Issue: Make [[clang::nomerge]] work for trap intrinsics such as __debugbreak and __builtin_trap · Issue #53011 · llvm/llvm-project · GitHub
Proposed fix: ⚙ D146164 Fix nomerge attribute not working with __builtin_trap().. It only fixes it for __builtin_trap(), but there are tons of built-ins need to handle it. I’m not sure if there’s an easier and comprehensive way to handle them at once.

This sounds like a good idea that sanitizers could leverage. UBSan for example emits a bunch of metadata at each callsite that bloats rodata, but much of (if not all) that metadata can be moved to debuginfo and be represented with existing dwarf tags. -fsanitize-trap=alignment could be lowered to the inlined check and on the failing path call __builtin_verbose_trap with a unique potentially encoded error message that contains information like the original type accessed, access kind, etc. The debugger could then recognize this trap and decode the string producing the nice error message seen with the normal ubsan runtime.

+1 to this sentiment.

If this approach is taken, it will be necessary to either limit the permissible characters in the string literal to those that are allowed in a symbol name or to map unrepresentable characters (and any ill-formed code unit sequences introduced by numeric escapes) to an escape sequence. This is already done for non-type template parameters, but produces symbol names that are rather unpleasant to read. See Compiler Explorer. This can also contribute to very long symbol names. But then again, the battle for short symbol names seems to have been lost long ago anyway.

If this approach is taken, it will be necessary to either limit the permissible characters in the string literal …

Can you elaborate why? These “symbol names” will only appear in the debug info, not anywhere in the symbol table.

I’m no expert in this area, but do debug formats not provide any guarantees about the contents of symbol names?
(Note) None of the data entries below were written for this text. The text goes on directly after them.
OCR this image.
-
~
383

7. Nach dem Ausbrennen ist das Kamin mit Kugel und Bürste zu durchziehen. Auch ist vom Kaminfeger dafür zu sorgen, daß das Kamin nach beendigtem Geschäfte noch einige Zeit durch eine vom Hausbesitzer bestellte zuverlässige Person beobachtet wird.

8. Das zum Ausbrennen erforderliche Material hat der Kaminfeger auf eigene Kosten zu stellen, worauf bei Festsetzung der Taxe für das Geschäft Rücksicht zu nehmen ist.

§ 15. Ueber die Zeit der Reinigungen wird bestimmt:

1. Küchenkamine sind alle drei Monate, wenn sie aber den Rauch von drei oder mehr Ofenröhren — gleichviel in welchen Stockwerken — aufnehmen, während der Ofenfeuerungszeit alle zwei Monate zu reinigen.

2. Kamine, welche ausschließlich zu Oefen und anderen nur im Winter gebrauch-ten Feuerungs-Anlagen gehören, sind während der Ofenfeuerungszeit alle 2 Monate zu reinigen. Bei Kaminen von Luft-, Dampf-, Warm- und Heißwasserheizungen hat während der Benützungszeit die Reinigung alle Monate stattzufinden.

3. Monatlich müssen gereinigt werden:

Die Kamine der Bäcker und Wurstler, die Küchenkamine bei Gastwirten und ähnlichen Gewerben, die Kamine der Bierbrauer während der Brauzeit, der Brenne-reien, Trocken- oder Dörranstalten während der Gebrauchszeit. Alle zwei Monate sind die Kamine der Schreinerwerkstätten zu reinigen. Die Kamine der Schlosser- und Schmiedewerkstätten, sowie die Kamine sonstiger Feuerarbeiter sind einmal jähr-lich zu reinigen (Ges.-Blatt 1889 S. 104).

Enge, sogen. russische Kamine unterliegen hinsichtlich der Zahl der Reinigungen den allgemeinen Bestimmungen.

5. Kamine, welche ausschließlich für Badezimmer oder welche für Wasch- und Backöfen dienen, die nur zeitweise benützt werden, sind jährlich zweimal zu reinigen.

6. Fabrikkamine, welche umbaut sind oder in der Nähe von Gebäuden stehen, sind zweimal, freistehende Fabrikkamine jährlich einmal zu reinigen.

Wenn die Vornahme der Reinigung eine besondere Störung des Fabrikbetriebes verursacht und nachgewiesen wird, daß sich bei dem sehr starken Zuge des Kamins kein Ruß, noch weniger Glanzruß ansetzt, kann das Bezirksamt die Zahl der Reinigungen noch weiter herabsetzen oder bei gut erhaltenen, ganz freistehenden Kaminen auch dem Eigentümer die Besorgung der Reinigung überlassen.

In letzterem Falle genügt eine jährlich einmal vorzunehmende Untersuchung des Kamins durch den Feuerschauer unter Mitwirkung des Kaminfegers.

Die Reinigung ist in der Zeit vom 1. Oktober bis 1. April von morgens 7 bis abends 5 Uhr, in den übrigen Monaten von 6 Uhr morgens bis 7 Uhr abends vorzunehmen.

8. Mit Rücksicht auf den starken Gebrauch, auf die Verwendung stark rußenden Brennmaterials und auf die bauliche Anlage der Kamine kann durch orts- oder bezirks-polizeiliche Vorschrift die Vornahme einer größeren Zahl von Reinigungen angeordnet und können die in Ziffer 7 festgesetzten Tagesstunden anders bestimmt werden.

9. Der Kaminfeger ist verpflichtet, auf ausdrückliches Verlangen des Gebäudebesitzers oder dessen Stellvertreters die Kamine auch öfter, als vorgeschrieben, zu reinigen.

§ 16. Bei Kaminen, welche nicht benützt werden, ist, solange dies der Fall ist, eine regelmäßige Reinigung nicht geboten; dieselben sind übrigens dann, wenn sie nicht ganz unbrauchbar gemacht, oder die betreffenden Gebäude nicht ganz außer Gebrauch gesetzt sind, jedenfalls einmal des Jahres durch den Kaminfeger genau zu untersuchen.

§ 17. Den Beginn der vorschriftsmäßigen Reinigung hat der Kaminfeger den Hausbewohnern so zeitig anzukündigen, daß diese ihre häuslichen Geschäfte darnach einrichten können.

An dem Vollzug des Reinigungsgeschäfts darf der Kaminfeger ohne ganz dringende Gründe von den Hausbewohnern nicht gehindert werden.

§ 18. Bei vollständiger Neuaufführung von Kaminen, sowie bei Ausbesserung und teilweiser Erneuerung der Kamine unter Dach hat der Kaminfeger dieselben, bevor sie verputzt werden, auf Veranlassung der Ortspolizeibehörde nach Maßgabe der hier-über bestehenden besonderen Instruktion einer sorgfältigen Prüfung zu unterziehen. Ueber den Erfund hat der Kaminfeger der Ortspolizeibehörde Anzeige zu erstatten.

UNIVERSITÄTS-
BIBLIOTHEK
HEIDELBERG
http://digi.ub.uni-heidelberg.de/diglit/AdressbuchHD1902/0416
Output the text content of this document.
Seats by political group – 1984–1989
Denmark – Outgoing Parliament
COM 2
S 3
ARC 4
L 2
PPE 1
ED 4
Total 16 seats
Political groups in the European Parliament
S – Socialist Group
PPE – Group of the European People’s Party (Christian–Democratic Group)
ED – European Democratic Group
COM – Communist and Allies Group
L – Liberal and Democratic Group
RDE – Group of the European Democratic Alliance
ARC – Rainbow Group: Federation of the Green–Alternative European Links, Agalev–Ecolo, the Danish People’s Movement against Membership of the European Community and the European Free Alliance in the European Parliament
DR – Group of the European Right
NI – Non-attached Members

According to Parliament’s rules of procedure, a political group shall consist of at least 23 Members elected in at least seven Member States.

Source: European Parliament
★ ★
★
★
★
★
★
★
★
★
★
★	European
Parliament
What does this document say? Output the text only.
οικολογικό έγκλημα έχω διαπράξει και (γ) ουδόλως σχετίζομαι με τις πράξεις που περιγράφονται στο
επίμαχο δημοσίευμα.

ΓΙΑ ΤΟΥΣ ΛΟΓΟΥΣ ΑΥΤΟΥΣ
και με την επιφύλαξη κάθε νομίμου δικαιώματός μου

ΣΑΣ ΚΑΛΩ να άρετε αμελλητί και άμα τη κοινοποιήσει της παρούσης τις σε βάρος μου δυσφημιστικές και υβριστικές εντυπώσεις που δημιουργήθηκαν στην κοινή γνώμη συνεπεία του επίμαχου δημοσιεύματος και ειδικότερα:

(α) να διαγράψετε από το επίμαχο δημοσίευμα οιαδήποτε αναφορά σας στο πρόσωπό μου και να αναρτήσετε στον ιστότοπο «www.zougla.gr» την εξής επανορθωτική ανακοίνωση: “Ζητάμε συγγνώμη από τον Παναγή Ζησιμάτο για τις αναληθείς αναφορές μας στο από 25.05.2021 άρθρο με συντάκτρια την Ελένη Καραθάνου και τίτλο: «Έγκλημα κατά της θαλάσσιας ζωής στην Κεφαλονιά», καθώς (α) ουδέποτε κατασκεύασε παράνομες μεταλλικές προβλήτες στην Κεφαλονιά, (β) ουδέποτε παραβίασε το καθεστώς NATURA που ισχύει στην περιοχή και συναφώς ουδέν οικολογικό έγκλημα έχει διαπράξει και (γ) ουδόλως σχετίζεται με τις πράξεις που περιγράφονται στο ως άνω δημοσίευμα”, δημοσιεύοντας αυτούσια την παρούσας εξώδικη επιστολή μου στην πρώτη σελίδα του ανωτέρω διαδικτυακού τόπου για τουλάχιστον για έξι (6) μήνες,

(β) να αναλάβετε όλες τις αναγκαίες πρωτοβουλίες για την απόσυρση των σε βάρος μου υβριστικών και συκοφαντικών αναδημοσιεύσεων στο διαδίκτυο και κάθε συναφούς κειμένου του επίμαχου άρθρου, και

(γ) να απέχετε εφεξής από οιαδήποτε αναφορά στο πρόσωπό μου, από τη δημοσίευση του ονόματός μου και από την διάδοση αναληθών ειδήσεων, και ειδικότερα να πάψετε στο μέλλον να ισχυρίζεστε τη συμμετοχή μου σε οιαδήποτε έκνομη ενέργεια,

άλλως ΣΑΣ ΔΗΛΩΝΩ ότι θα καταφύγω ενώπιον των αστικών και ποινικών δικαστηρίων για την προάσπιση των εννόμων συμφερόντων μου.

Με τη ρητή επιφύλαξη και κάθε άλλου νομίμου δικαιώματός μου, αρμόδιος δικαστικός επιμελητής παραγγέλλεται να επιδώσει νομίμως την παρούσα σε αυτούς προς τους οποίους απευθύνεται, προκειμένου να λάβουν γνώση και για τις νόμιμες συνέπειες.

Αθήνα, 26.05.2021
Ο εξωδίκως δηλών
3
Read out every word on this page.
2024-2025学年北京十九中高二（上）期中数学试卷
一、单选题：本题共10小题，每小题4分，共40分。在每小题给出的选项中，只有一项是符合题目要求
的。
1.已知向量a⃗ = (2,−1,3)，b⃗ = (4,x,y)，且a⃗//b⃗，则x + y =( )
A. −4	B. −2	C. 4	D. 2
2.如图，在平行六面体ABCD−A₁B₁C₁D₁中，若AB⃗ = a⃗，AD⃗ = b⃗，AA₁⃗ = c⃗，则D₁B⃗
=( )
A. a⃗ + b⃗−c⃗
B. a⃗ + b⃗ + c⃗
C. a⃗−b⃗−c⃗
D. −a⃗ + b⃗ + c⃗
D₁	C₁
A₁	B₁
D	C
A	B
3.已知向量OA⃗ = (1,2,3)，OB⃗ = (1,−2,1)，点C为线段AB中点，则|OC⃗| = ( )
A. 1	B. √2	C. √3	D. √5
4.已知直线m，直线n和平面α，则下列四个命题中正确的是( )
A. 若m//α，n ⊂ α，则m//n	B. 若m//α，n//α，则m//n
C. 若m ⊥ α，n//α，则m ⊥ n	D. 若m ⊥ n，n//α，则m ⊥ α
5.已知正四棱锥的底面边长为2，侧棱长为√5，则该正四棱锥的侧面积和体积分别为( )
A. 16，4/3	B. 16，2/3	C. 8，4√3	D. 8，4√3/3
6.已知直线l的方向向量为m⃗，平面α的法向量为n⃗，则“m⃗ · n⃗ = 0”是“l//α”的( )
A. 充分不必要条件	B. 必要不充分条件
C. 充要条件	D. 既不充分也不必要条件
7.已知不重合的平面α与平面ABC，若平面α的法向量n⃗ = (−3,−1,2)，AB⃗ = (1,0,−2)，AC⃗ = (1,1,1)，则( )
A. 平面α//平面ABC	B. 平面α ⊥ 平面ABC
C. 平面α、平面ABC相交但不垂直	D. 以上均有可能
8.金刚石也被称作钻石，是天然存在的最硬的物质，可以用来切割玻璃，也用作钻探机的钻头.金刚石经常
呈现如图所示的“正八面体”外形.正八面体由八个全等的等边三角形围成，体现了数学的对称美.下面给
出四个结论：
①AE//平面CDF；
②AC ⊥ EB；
I assume that symbol names are not really intended to be text, but since they are displayed to users, text semantics are relevant. String literals may contain ill-formed code unit sequences due to numeric escapes and may contain right-to-left characters or other non-printable characters that require special consideration.

DWARF strongly encourages all strings to be UTF-8 encoded, but other than that there are no restrictions. A debug info consumer already needs to be able to cope with any such strings, so this doesn’t make that aspect any worse than before.